News & Events

Patient advocacy also means we support one another as professionals

From the Massachusetts Nurse Newsletter
October/November 2011 Edition

By Tom Breslin
Associate Director, Labor Education & Training

From the “You Can’t Make This Up Department”: I was recently talking with a nurse from an NNU-represented hospital who worked in the ER for 35 years. One night a patient came in who was infected with lice. The physician on duty directed that the patient’s clothes be taken away and that the drapes, the stretcher and all equipment in the area be removed to avoid those things being contaminated. The patient ended up lying naked on the ER floor. This nurse intervened and advocated for the patient and had the stretcher and linens put back so the patient had somewhere to lie and so that he could be covered. Two days later she was fired. This is a true story. I am not capable of making up something this outrageous.

The hospital, of course, concocted some other reason for her termination. She is accused of being intimidating toward a scab from a strike a few years ago and swearing in the break room, using the word “ass.” While I realize that swearing in a nurses’ break room has never happened in the history of American health care, even I had a hard time believing that a nurse with her tenure would be terminated for these offenses, even if they actually happened.

I don’t want to make light of this situation. This has had a massive impact on this particular nurse, her family and their future. Her ability to make mortgage payments, etc. is gone and will be gone until she gets her job back. She will have to figure out what to do in the year or so it will take to get her grievance to arbitration in order to provide for herself and her family.

What is encouraging in this situation is that her fellow nurses have taken on her termination and are fighting back as a united bargaining unit.

While this did not happen in Massachusetts, that is not to say that we don’t have our share of similar discipline situations. I don’t think it’s a stretch to say that there are more senior nurses being disciplined and disciplined more severely than in the past.

There may be a variety of reasons for this, but I think two reasons are clear. Whether warranted or not, management wants to cut costs, regardless of whether the hospital is for profit or not-for-profit and regardless of whether they are profitable. The easiest way to cut those costs is to get rid of the people who are at the top of the scale so that they can be replaced with less expensive nurses who also may, incidentally, be less likely to advocate for themselves or their patients.

The second reason is more onerous. It can only take one of these terminations to create and distribute a culture of fear in a hospital and take the life out of a bargaining unit. This obviously benefits management by creating a culture of fear in the unit, decreasing the probability that nurses will speak up for patients in the future. What we need to do is to put life into our bargaining unit so it can quickly and effectively respond to a situation like this.

Whether the issue is a nurse who is being disciplined on a trumped-up documentation issue or a nurse disciplined because she attempted to warn others in the bargaining unit about unsafe and potentially violent conditions on her floor, the issue is continued and repeated attempts by hospitals to silence nurses.

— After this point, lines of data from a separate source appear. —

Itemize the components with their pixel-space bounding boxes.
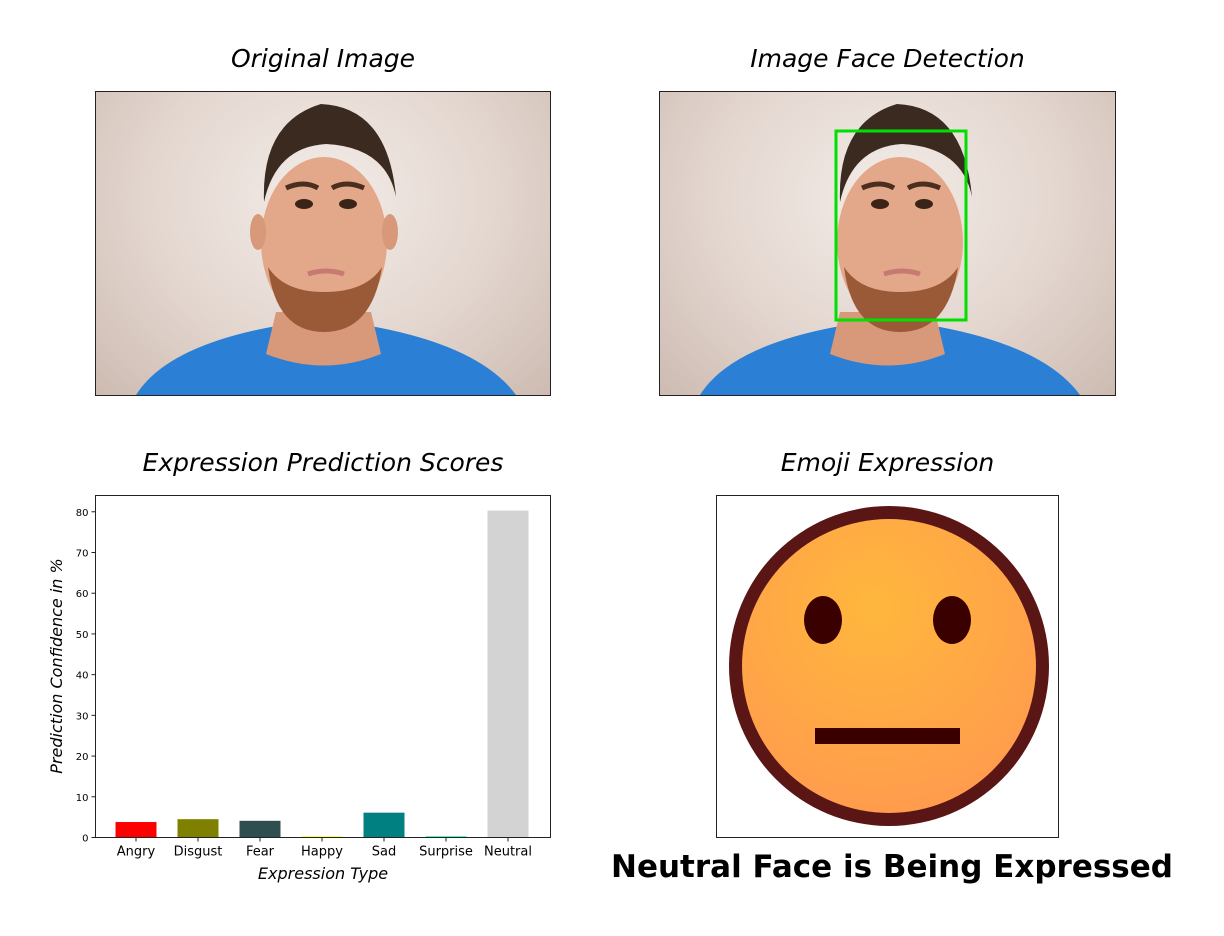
portrait-illustration [136,104,516,395]
result-caption: Neutral Face is Being Expressed [611,849,1173,885]
y-tick-label: 30 [76,711,89,722]
portrait-illustration-detected [700,104,1080,395]
y-tick-label: 20 [76,752,89,763]
bar-disgust [177,819,219,838]
x-tick-label: Happy [301,845,343,860]
x-tick-label: Surprise [419,845,473,860]
neutral-face-icon [729,506,1049,826]
bar-neutral [487,510,529,838]
emoji-panel [716,495,1059,838]
bar-sad [363,812,405,838]
x-tick-label: Disgust [174,845,223,860]
original-image [95,91,551,396]
bar-happy [301,836,343,838]
y-axis-ticks: 0 10 20 30 40 50 60 70 80 [76,508,96,845]
x-axis-ticks: Angry Disgust Fear Happy Sad Surprise Neutral [117,837,532,860]
y-axis-label: Prediction Confidence in % [47,558,66,773]
y-tick-label: 80 [76,508,89,519]
face-bounding-box [834,129,968,322]
x-tick-label: Fear [246,845,275,860]
bar-surprise [425,836,467,838]
plot-frame [95,495,551,838]
original-image-title: Original Image [230,44,416,73]
bar-angry [115,822,157,838]
face-detection-title: Image Face Detection [750,44,1025,73]
chart-bars [115,510,529,838]
y-tick-label: 50 [76,630,89,641]
y-tick-label: 0 [82,834,88,845]
y-tick-label: 40 [76,671,89,682]
y-tick-label: 70 [76,549,89,560]
bar-fear [239,820,281,838]
y-tick-label: 60 [76,589,89,600]
x-tick-label: Sad [372,845,396,860]
x-tick-label: Neutral [484,845,532,860]
x-tick-label: Angry [117,845,156,860]
face-detection-image [659,91,1116,396]
expression-bar-chart: 0 10 20 30 40 50 60 70 80 Angry Disgust Fear Happy S… [47,495,551,883]
y-tick-label: 10 [76,793,89,804]
x-axis-label: Expression Type [258,864,388,883]
emoji-title: Emoji Expression [780,448,995,477]
chart-title: Expression Prediction Scores [142,448,504,477]
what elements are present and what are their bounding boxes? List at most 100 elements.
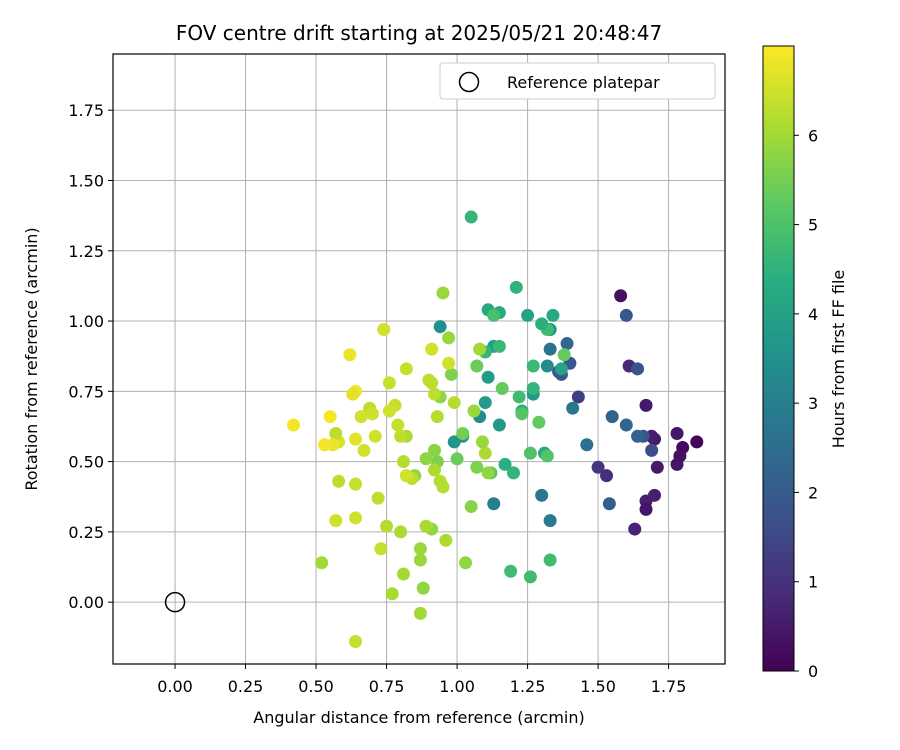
- data-point: [506, 466, 520, 480]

Certainly, grievances should be filed and, in extreme cases like these, will likely be won. After all, the grievance section of our contract is the method that we have to enforce the contract and protect nurses’ rights. But it is important to remember that the grievance process is a tool, not the solution. Grievances by themselves don’t build stronger bargaining units. In addition, the employer might attempt to delay the process by refusing to respond to information requests or other tactics. Nurses often have to wait as long as 18 months to finally get an arbitration hearing. While it is gratifying to win a grievance—either at arbitration or before—winning a grievance one to two years after it has been filed does not always do anything to build the union. An employer will likely be willing to make the trade of having to pay back pay in exchange for silencing nurse activists for a year or two.

The other choice the union has is to engage in collective action in response to the employers’ action. The key here is to engage the bargaining unit, in this case, in support of disciplined nurses. This is critical for the employer to understand that the bargaining unit supports individual nurses and that the nurses are united, mobilized, motivated and will not back away from their role as patient advocates. Bargaining unit support for grievances like these is critical in building a strong visible bargaining unit. Building a model which lends itself to collective action, while a challenge, is effective in not only the grievance process, but contract negotiations, political activity and in every activity the union engages in.

It will be easier for nurses to accept the premise that they have a responsibility to each other if they realize that an action taken against one of them could just as easily happen to any of them. Helping nurses to understand that the advocacy role they accept on behalf of their patients also applies to each other will go a long way toward achieving the goal of building a unit in which nurses support each other and are willing to engage in the actions necessary to force the employer to view the bargaining unit in a much different light.

I do not yet know what will happen to the ER nurse I mentioned earlier. I am confident that she will prevail, that she will get her job back and will return to her practice in the emergency room and to continue to advocate for those who have no voice. I am confident of this because I know that she not only has the unconditional support of the nurses in her hospital, but the nurses there are also willing to take on her issue both to the employer and to the public. This is what I hope we can achieve for all nurses in all our bargaining units.